Rezension

Ungehalten

Die Ungehaltenen, 5 Audio-CDs - Deniz Utlu

Die Ungehaltenen, 5 Audio-CDs
von Deniz Utlu

Bewertet mit 4 Sternen

Die Ungehaltenen" - welch passender Titel für dieses Debüt von Deniz Utlu. Die Protagonisten, allen voran der im Mittelpunkt stehende Ich-Erzähler Elyas, sind ungehalten in zweierlei Hinsicht: Sie sind rastlos, wütend, unzufrieden mit sich, ihrer Umwelt, der Gesellschaft, wissen irgendwie genauso wenig wohin mit diesem inneren Zorn wie wohin mit sich selbst und ihrem Leben. Sie sind aber auch ungehalten in dem Sinn, dass sie nirgendwo Halt finden. Nicht in den Familien, nicht in Traditionen, nicht in der Gesellschaft. Dabei sind es eigentlich privilegierte junge Menschen.

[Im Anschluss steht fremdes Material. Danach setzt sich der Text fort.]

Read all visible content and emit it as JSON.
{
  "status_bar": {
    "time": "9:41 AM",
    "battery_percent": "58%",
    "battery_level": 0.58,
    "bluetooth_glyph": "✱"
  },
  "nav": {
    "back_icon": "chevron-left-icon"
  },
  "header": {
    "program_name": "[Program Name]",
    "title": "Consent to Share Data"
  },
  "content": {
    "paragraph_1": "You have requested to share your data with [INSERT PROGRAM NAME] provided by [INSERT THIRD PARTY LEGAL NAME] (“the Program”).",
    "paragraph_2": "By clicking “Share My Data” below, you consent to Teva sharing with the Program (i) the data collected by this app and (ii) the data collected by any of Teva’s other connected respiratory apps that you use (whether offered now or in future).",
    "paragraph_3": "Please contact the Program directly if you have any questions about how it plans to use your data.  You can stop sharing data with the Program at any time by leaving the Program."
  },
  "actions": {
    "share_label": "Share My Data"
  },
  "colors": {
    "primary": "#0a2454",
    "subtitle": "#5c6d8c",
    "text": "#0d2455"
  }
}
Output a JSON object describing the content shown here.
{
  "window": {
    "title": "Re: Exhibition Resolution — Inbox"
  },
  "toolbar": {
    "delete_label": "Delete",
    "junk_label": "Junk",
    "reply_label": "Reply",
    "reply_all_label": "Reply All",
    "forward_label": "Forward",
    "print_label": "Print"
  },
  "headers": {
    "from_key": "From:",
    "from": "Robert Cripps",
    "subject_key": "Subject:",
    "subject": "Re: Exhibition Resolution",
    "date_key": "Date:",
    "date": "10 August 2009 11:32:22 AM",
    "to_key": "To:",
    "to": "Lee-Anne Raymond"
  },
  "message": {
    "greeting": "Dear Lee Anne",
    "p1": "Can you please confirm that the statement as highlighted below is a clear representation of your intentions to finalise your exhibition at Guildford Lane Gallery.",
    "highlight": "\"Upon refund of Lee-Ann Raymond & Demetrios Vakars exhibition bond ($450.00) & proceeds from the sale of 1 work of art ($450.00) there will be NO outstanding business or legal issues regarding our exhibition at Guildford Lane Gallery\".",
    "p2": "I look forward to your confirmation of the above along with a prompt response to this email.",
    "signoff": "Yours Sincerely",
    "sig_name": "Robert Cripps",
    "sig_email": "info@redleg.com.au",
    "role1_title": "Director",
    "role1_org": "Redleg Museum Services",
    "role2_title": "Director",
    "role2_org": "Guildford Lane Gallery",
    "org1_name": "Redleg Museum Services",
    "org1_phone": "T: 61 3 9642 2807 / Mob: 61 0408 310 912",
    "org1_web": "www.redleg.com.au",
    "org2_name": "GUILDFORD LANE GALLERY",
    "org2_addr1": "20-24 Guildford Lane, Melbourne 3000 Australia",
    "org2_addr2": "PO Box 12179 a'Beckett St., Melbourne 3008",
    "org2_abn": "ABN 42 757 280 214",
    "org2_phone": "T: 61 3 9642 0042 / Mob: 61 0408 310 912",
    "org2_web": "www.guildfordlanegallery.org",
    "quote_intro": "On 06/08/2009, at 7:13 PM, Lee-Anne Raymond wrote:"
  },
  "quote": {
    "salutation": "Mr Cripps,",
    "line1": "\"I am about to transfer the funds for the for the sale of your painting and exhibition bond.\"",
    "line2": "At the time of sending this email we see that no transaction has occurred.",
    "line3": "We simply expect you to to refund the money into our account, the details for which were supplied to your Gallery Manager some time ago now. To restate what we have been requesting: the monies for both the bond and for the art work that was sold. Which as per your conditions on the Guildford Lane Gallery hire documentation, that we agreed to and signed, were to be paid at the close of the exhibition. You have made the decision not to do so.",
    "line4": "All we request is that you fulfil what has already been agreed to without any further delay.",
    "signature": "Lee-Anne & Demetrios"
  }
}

Da ist zum Beispiel Elyas, einziger Sohn türkischer Eltern, die einst als Gastarbeiter unter schwierigen Bedingungen nach Deutschland gekommen sind, hier jahrelang schwer gearbeitet, Familien gegründet und doch nie ganz richtig angekommen sind. Nun müssen sie sehen, dass auch ihre neue Heimat Berlin zusehends verschwindet, sich mit ausufernder Gentrifizierung mehr und mehr verändert. Dem NSU-Fall stehen sie fassungslos gegenüber. Und immer bleibt diese Sehnsucht nach der alten Heimat, die für mich besonders auch darin zum Ausdruck kommt, dass Elyas Vater nach seinem Tod in der Türkei bestattet wird. Dieser schmerzvolle Krebstod wirft Elyas ziemlich aus der Bahn. Schon davor treibt er recht ziellos durchs Leben, studiert seinen Eltern zuliebe recht lustlos Jura, kann dort auch ohne große Mühe gute Leistungen erbringen, zieht aber statt dessen lieber mit eher zweifelhaften Freunden durch die Bars Berlins, trinkt, macht wahllose Frauenbekanntschaften, bekommt sein Leben nicht in den Griff. Im Hintergrund immer dieses Gefühl als Deutscher mit "Migrationshintergrund" doch nie richtig dazuzugehören. Im Gegensatz dazu verbindet ihn mit seinen Eltern und seinem Nenn-Onkel Cemal ein sehr liebevolles, verantwortungsvolles Verhältnis, auch wenn Elyas immer wieder versucht sich dem zu entziehen.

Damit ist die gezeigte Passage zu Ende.